Step 3 — Classification
Class (A) — Engine bug, two interlinked defects:
- Wrong-register bug in
nt_open_file: readsopen_optionsfrom r8 instead of r7. Confirmed by canary-side ground truth (r7=0x3 matches canary logcache:\,…,00000003). - Missing async/sync tracking on
KernelObject::File: even with correctopen_options, ours had no machinery to remember the sync/async state and flipNtWriteFilereturns.
Both defects must be fixed together to align Phase A's matched prefix
past idx=102068. Fixing only #2 (without #1) leaves the file marked
sync (because r8 has bit 0x20 from residual register usage), so
NtWriteFile returns STATUS_SUCCESS and the divergence persists —
which we observed in the first fix iteration (matched-prefix stayed
at 102068 after a Path-A fix that relied on r8).

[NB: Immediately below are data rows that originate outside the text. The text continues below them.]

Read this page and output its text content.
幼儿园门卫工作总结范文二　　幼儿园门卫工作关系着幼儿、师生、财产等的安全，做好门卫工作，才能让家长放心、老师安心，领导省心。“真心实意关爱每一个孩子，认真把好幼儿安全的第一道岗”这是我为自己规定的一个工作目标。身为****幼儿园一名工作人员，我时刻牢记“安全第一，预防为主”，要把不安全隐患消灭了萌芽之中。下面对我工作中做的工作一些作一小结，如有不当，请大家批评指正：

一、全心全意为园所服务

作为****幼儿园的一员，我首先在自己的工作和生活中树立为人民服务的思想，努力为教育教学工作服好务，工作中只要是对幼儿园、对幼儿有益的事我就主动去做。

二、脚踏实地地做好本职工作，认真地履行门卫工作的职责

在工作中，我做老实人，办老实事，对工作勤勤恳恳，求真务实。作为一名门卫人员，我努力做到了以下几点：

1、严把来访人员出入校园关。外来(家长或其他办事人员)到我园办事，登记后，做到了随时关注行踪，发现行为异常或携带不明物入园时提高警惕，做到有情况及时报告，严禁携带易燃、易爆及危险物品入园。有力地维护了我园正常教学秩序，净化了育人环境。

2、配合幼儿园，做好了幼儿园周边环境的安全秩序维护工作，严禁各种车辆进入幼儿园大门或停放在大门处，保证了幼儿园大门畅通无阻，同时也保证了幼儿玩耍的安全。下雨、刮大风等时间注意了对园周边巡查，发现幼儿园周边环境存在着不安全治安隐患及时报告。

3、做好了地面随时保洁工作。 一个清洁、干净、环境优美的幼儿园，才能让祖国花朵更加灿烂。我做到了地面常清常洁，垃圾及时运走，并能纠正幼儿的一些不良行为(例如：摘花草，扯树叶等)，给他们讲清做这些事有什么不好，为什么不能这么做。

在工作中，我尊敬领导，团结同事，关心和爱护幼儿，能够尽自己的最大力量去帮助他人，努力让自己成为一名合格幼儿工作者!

Why this is class (A) not (α) canonicalization
Examining events 102069..102074 in canary: three more NtWriteFile
calls on the same handle, all returning STATUS_PENDING. Then at
idx=102132 canary calls NtClose; ours diverges at 102132 by calling
IoDismountVolumeByFileHandle instead. The game branches on the
return value of these writes — without aligning the return values,
ours's downstream code path stays divergent. Canonicalization would
mask this, not fix it.
Tripstone #2 (reading-error #23) check
A "fix the upstream cause" change could in principle flip a CRT branch. Empirically, after the fix:
- imports counter: 40452 → 40470 (game responded to the new return values by issuing additional kernel calls — expected for async-IO semantics).
- main matched prefix: 102068 → 102132 (+64). No regression.
- All sub-chains' matched prefixes unchanged.
Reading-error #23 risk DID NOT MATERIALIZE because the new return values match canary's, so the CRT branches identically downstream.